14. The parameters for exercise of the powers Under Section 482 of the Cr.P.C. are categorised and succinctly set out in Inder Mohan Goswami and Anr. v. State of Uttaranchal and Ors. 2007 AIR SCW 6679. This authority is of vital significance while deciding the present application. The Apex Court laid down the tests. The relevant observations of the Apex Court may be reproduced for ready reference:
The veracity of the facts alleged by the appellants and the respondents can only be ascertained on the basis of evidence and documents by a civil court of competent jurisdiction. The dispute in question is purely of civil nature and respondent No. 3 has already instituted a civil suit in the court of Civil Judge. In the facts and circumstances of this case, initiating criminal proceedings by the respondents against the appellants is clearly an abuse of the process of the Court.

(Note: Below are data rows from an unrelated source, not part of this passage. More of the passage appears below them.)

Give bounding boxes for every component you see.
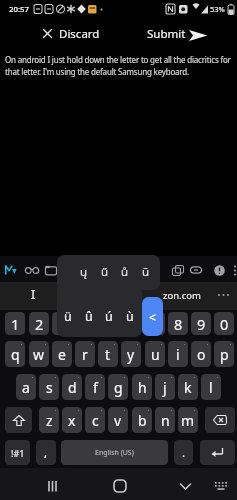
- staticText: h: [138, 378, 147, 397]
- staticText: r: [82, 345, 88, 364]
- staticText: 8: [174, 314, 183, 334]
- button[interactable]: y: [121, 341, 141, 367]
- button[interactable]: [36, 23, 58, 44]
- button[interactable]: [61, 440, 168, 465]
- button[interactable]: [173, 474, 197, 498]
- button[interactable]: r: [75, 341, 95, 367]
- button[interactable]: l: [201, 374, 221, 400]
- staticText: y: [127, 345, 135, 364]
- button[interactable]: h: [132, 374, 152, 400]
- staticText: <: [149, 309, 156, 325]
- button[interactable]: [143, 22, 229, 44]
- button[interactable]: [0, 282, 237, 310]
- staticText: x: [68, 411, 76, 430]
- staticText: 6: [127, 314, 136, 334]
- button[interactable]: c: [85, 407, 105, 433]
- button[interactable]: k: [178, 374, 198, 400]
- button[interactable]: a: [16, 374, 36, 400]
- button[interactable]: 1: [5, 312, 25, 335]
- staticText: 3: [58, 314, 67, 334]
- button[interactable]: 3: [52, 312, 72, 335]
- staticText: zon.com: [163, 289, 201, 302]
- button[interactable]: 7: [145, 312, 165, 335]
- button[interactable]: q: [5, 341, 25, 367]
- button[interactable]: 5: [98, 312, 118, 335]
- staticText: w: [33, 345, 45, 364]
- staticText: 4: [81, 314, 90, 334]
- button[interactable]: [5, 440, 30, 465]
- staticText: 1: [11, 314, 20, 334]
- button[interactable]: [3, 262, 19, 278]
- button[interactable]: <: [142, 297, 163, 336]
- button[interactable]: [41, 474, 65, 498]
- button[interactable]: 6: [121, 312, 141, 335]
- staticText: v: [114, 411, 122, 430]
- staticText: û: [85, 308, 93, 325]
- staticText: English (US): [95, 448, 134, 458]
- staticText: o: [197, 345, 206, 364]
- staticText: ,: [44, 445, 48, 461]
- button[interactable]: [200, 440, 235, 465]
- staticText: b: [138, 411, 147, 430]
- staticText: ů: [121, 264, 129, 280]
- button[interactable]: [170, 262, 186, 278]
- staticText: ū: [142, 264, 150, 280]
- staticText: 2: [35, 314, 44, 334]
- button[interactable]: .: [174, 440, 193, 465]
- staticText: d: [68, 378, 77, 397]
- button[interactable]: t: [98, 341, 118, 367]
- staticText: u: [151, 345, 160, 364]
- button[interactable]: [42, 262, 59, 278]
- button[interactable]: b: [132, 407, 152, 433]
- button[interactable]: m: [178, 407, 198, 433]
- staticText: !#1: [11, 447, 25, 459]
- staticText: a: [22, 378, 30, 397]
- staticText: j: [163, 378, 167, 397]
- button[interactable]: e: [52, 341, 72, 367]
- staticText: ü: [64, 308, 72, 325]
- button[interactable]: f: [85, 374, 105, 400]
- button[interactable]: 0: [214, 312, 234, 335]
- staticText: Discard: [59, 26, 100, 42]
- button[interactable]: n: [155, 407, 175, 433]
- staticText: f: [93, 378, 98, 397]
- button[interactable]: s: [39, 374, 59, 400]
- button[interactable]: [23, 262, 40, 278]
- button[interactable]: x: [62, 407, 82, 433]
- button[interactable]: [212, 262, 226, 278]
- staticText: c: [92, 411, 99, 430]
- button[interactable]: j: [155, 374, 175, 400]
- button[interactable]: u: [145, 341, 165, 367]
- button[interactable]: [5, 407, 32, 433]
- staticText: p: [220, 345, 229, 364]
- button[interactable]: [205, 407, 235, 433]
- staticText: On android I just hold down the letter t…: [5, 54, 231, 65]
- button[interactable]: z: [39, 407, 59, 433]
- button[interactable]: i: [168, 341, 188, 367]
- button[interactable]: [210, 476, 232, 496]
- button[interactable]: v: [108, 407, 128, 433]
- staticText: Submit: [147, 26, 186, 42]
- button[interactable]: [188, 262, 204, 278]
- button[interactable]: 4: [75, 312, 95, 335]
- staticText: 20:57: [9, 4, 29, 15]
- staticText: .: [182, 445, 186, 461]
- button[interactable]: d: [62, 374, 82, 400]
- button[interactable]: 2: [29, 312, 49, 335]
- button[interactable]: o: [191, 341, 211, 367]
- button[interactable]: [108, 474, 132, 498]
- staticText: 0: [220, 314, 229, 334]
- staticText: q: [11, 345, 20, 364]
- staticText: e: [58, 345, 66, 364]
- staticText: z: [46, 411, 53, 430]
- button[interactable]: ,: [36, 440, 56, 465]
- staticText: t: [105, 345, 111, 364]
- staticText: n: [161, 411, 170, 430]
- button[interactable]: 9: [191, 312, 211, 335]
- button[interactable]: g: [108, 374, 128, 400]
- button[interactable]: 8: [168, 312, 188, 335]
- button[interactable]: w: [29, 341, 49, 367]
- button[interactable]: p: [214, 341, 234, 367]
- staticText: ú: [105, 308, 113, 325]
- staticText: 9: [197, 314, 206, 334]
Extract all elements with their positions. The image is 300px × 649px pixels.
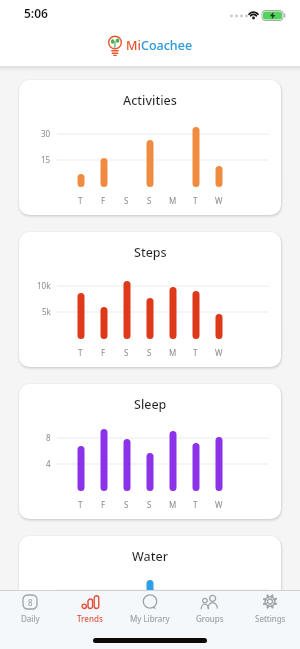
staticText: T xyxy=(78,499,83,510)
staticText: T xyxy=(193,195,198,206)
staticText: Mi xyxy=(126,37,141,54)
staticText: My Library xyxy=(130,613,170,624)
staticText: T xyxy=(193,347,198,358)
staticText: Activities xyxy=(123,92,177,109)
staticText: Coachee xyxy=(141,37,193,54)
staticText: S xyxy=(147,195,152,206)
staticText: 15 xyxy=(41,154,51,165)
staticText: 8 xyxy=(28,597,33,608)
staticText: Water xyxy=(132,548,168,565)
staticText: S xyxy=(147,499,152,510)
staticText: W xyxy=(215,347,223,358)
staticText: 4 xyxy=(46,458,51,469)
button[interactable]: Trends xyxy=(60,593,120,624)
staticText: M xyxy=(169,499,177,510)
staticText: S xyxy=(147,347,152,358)
staticText: Daily xyxy=(21,613,40,624)
staticText: S xyxy=(124,195,129,206)
staticText: W xyxy=(215,195,223,206)
staticText: M xyxy=(169,195,177,206)
staticText: 5:06 xyxy=(24,5,48,21)
button[interactable]: Sleep xyxy=(19,384,281,519)
staticText: T xyxy=(193,499,198,510)
button[interactable]: Activities xyxy=(19,80,281,215)
staticText: M xyxy=(169,347,177,358)
staticText: T xyxy=(78,195,83,206)
button[interactable]: Settings xyxy=(240,593,300,624)
button[interactable]: My Library xyxy=(120,593,180,624)
button[interactable]: Groups xyxy=(180,593,240,624)
staticText: 8 xyxy=(46,432,51,443)
button[interactable]: 8 xyxy=(0,593,60,624)
staticText: 10k xyxy=(37,280,51,291)
staticText: Trends xyxy=(77,613,103,624)
staticText: F xyxy=(101,195,106,206)
staticText: Steps xyxy=(134,244,167,261)
staticText: S xyxy=(124,347,129,358)
staticText: F xyxy=(101,347,106,358)
button[interactable]: Steps xyxy=(19,232,281,367)
staticText: F xyxy=(101,499,106,510)
button[interactable]: Water xyxy=(19,536,281,649)
staticText: S xyxy=(124,499,129,510)
staticText: 5k xyxy=(42,306,51,317)
staticText: W xyxy=(215,499,223,510)
staticText: T xyxy=(78,347,83,358)
staticText: Sleep xyxy=(134,396,167,413)
staticText: Settings xyxy=(255,613,286,624)
staticText: 30 xyxy=(41,128,51,139)
staticText: Groups xyxy=(196,613,224,624)
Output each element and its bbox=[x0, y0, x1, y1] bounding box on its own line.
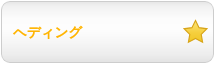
button[interactable]: Favorite bbox=[183, 20, 208, 45]
button[interactable]: ヘディング bbox=[1, 1, 214, 63]
staticText: ヘディング bbox=[13, 24, 83, 41]
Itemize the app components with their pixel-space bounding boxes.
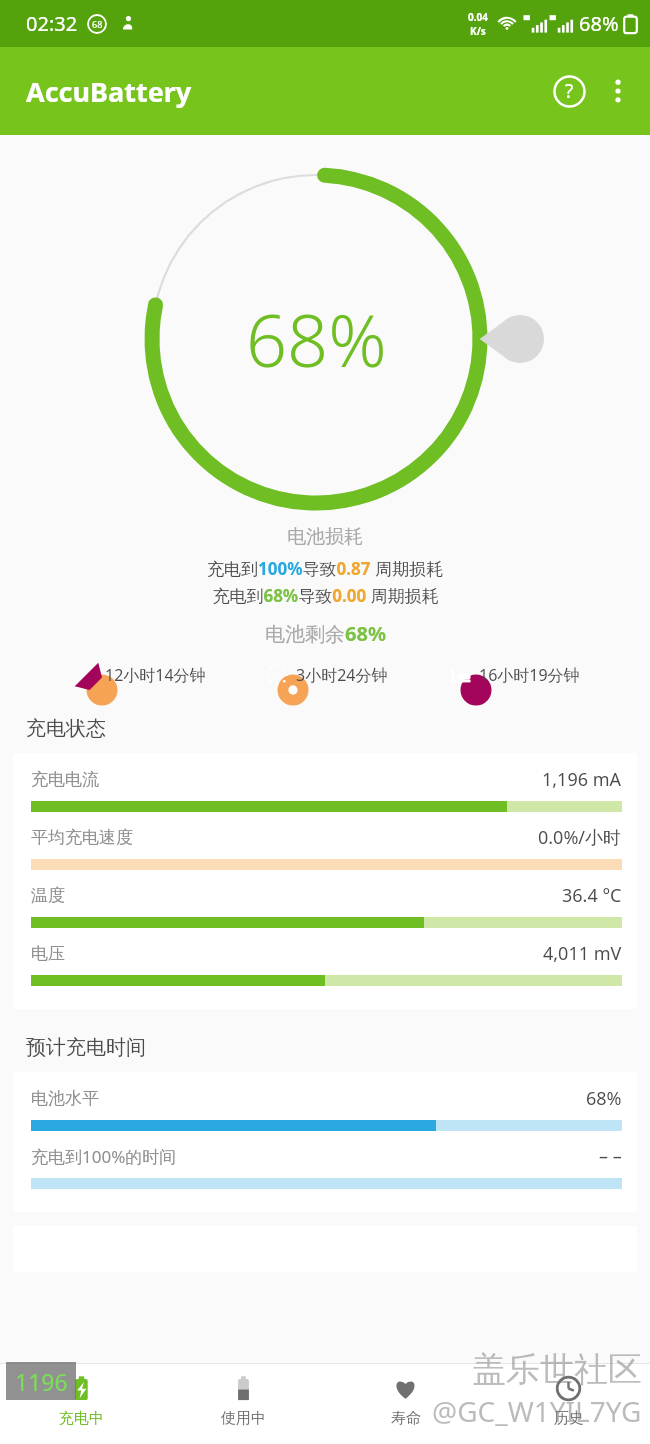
staticText: 68% (246, 290, 387, 388)
staticText: 寿命 (391, 1409, 421, 1428)
staticText: 使用中 (221, 1409, 266, 1428)
staticText: 02:32 (26, 10, 78, 37)
staticText: 历史 (554, 1409, 584, 1428)
staticText: @GC_W1YIL7YG (432, 1392, 642, 1430)
staticText: 4,011 mV (543, 941, 622, 966)
staticText: – – (599, 1144, 622, 1169)
staticText: 12小时14分钟 (105, 664, 206, 686)
staticText: 充电电流 (31, 769, 99, 790)
staticText: 0.04 (468, 10, 488, 24)
staticText: 68 (92, 18, 103, 30)
staticText: 温度 (31, 885, 65, 906)
staticText: 1,196 mA (542, 767, 622, 792)
staticText: 0.0%/小时 (538, 825, 622, 850)
staticText: 1196 (15, 1366, 68, 1397)
button[interactable]: Help (544, 66, 594, 116)
staticText: AccuBattery (26, 73, 192, 110)
staticText: 充电到100%导致0.87 周期损耗 (207, 557, 443, 580)
staticText: ? (565, 78, 574, 104)
staticText: 电压 (31, 943, 65, 964)
staticText: 16小时19分钟 (479, 664, 580, 686)
staticText: 充电状态 (26, 716, 106, 741)
button[interactable]: Discharging (162, 1364, 324, 1444)
staticText: 电池水平 (31, 1088, 99, 1109)
staticText: 68% (586, 1086, 622, 1111)
staticText: 电池损耗 (287, 525, 363, 549)
button[interactable]: More options (594, 67, 642, 115)
button[interactable]: Health (324, 1364, 487, 1444)
staticText: 充电到100%的时间 (31, 1145, 177, 1168)
staticText: 68% (579, 10, 619, 37)
staticText: 预计充电时间 (26, 1035, 146, 1060)
button[interactable]: History (487, 1364, 650, 1444)
staticText: 充电到68%导致0.00 周期损耗 (212, 584, 439, 607)
button[interactable]: Charging (0, 1364, 162, 1444)
staticText: 充电中 (59, 1409, 104, 1428)
staticText: 3小时24分钟 (296, 664, 388, 686)
staticText: 电池剩余68% (265, 620, 386, 647)
staticText: 盖乐世社区 (472, 1348, 642, 1391)
staticText: 平均充电速度 (31, 827, 133, 848)
staticText: 36.4 °C (562, 883, 622, 908)
staticText: K/s (470, 24, 486, 38)
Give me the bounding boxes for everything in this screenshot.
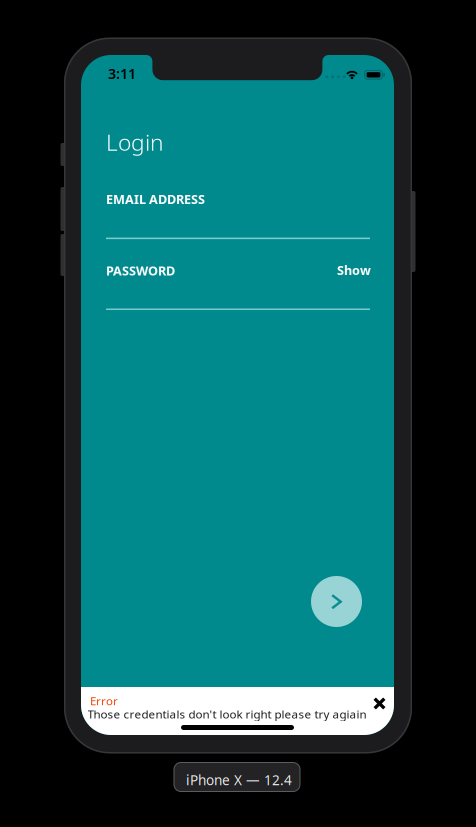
staticText: PASSWORD <box>106 262 175 279</box>
staticText: iPhone X — 12.4 <box>186 771 292 789</box>
button[interactable]: Show <box>337 262 371 279</box>
button[interactable]: Dismiss error <box>373 697 386 710</box>
staticText: Show <box>337 262 371 279</box>
staticText: Those credentials don't look right pleas… <box>88 706 366 722</box>
staticText: EMAIL ADDRESS <box>106 190 205 208</box>
staticText: Error <box>90 693 118 709</box>
button[interactable]: iPhone X — 12.4 <box>174 762 300 792</box>
staticText: 3:11 <box>108 64 136 83</box>
button[interactable]: Continue <box>311 576 362 627</box>
staticText: Login <box>106 126 164 157</box>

xxx xxx xxx Inherent powers under Section 482 Cr.P.C. though wide have to be exercised sparingly, carefully and with great caution and only when such exercise is justified by the tests specifically laid down in this section itself. Authority of the court exists for the advancement of justice. If any abuse of the process leading to injustice is brought to the notice of the court, then the Court would be justified in preventing injustice by invoking inherent powers in absence of specific provisions in the Statute.
In the given case, the application filed Under Section 482 of the Cr.P.C. before the High Court of Uttaranchal at Nainital, was rejected.
The Apex Court held that when there is civil dispute in respect of properties then the criminal prosecution for offences Under Sections 420, 120B, 467 of the I.P.C. ought not to have been taken cognizance of and that such F.I.R. filed by the Respondents was liable to be quashed. Considering the above referred legal position settled down by the Apex Court, I am of the opinion that the F.I.R. in question would amount to abuse of the process of law and moreover, that cognizance of the offence in relation to the forgery alleged, in the context of document which is filed in the civil Court cannot be taken in view of the bar contemplated Under Section 195 of the Cr.P.C.
15. For the reasons aforesaid, the application is granted. The impugned F.I.R. and the investigation incidental thereto is quashed.